Antiviral T-cell responses after IVAG challenge with SIVmac251. Cellular immune responses following SIV infection. Kinetics of SIV-Gag- and SIV-RTN-specific (a) CD4 and (b) CD8 T-cell responses in freshly isolated PBMC after SIV infection. Responses were determined by ICS for both TNF and IFN-γ expression after stimulating with overlapping peptide pools for each SIV protein. RM that met controller criteria were labeled in black and Mamu-B*17-positive RM were labeled in blue. Frequencies represent T cells stining positive for both TNF and IFN-γ expression. (c) Comparison of the SIV-specific CD4 and CD8 T-cell populations of PBMC and MNC freshly isolated from indicated tissues assessed at necropsy of SIV-infected RM. Time points for necropsy varied from 17–41 weeks (median 28 weeks) after SIV infection.
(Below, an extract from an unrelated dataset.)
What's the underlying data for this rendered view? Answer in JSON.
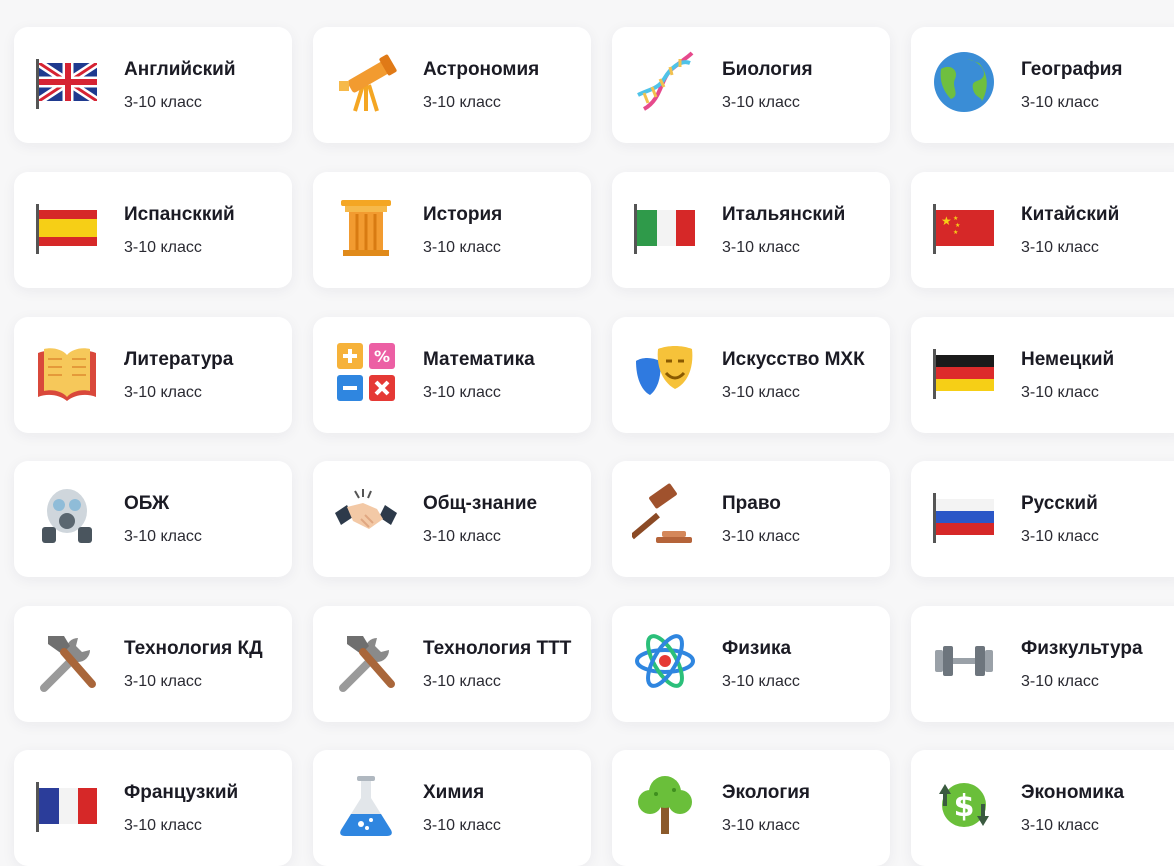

Analysis represents RM that demonstrated detectable viremia; n = 6–8 animals per group. Shown in stacked bar charts are the mean frequencies (+ SEM) of responses to SIV-Gag (red) and SIV-RTN (blue). The Kruskal–Wallis test was used to determine the significance of overall differences of Gag- and RTN-specific T-cell responses, with P values shown in red and blue, respectively. If significant, the Dunn’s post test was used to determine the significance of pairwise differences (*, P < 0.05; NS, not significant).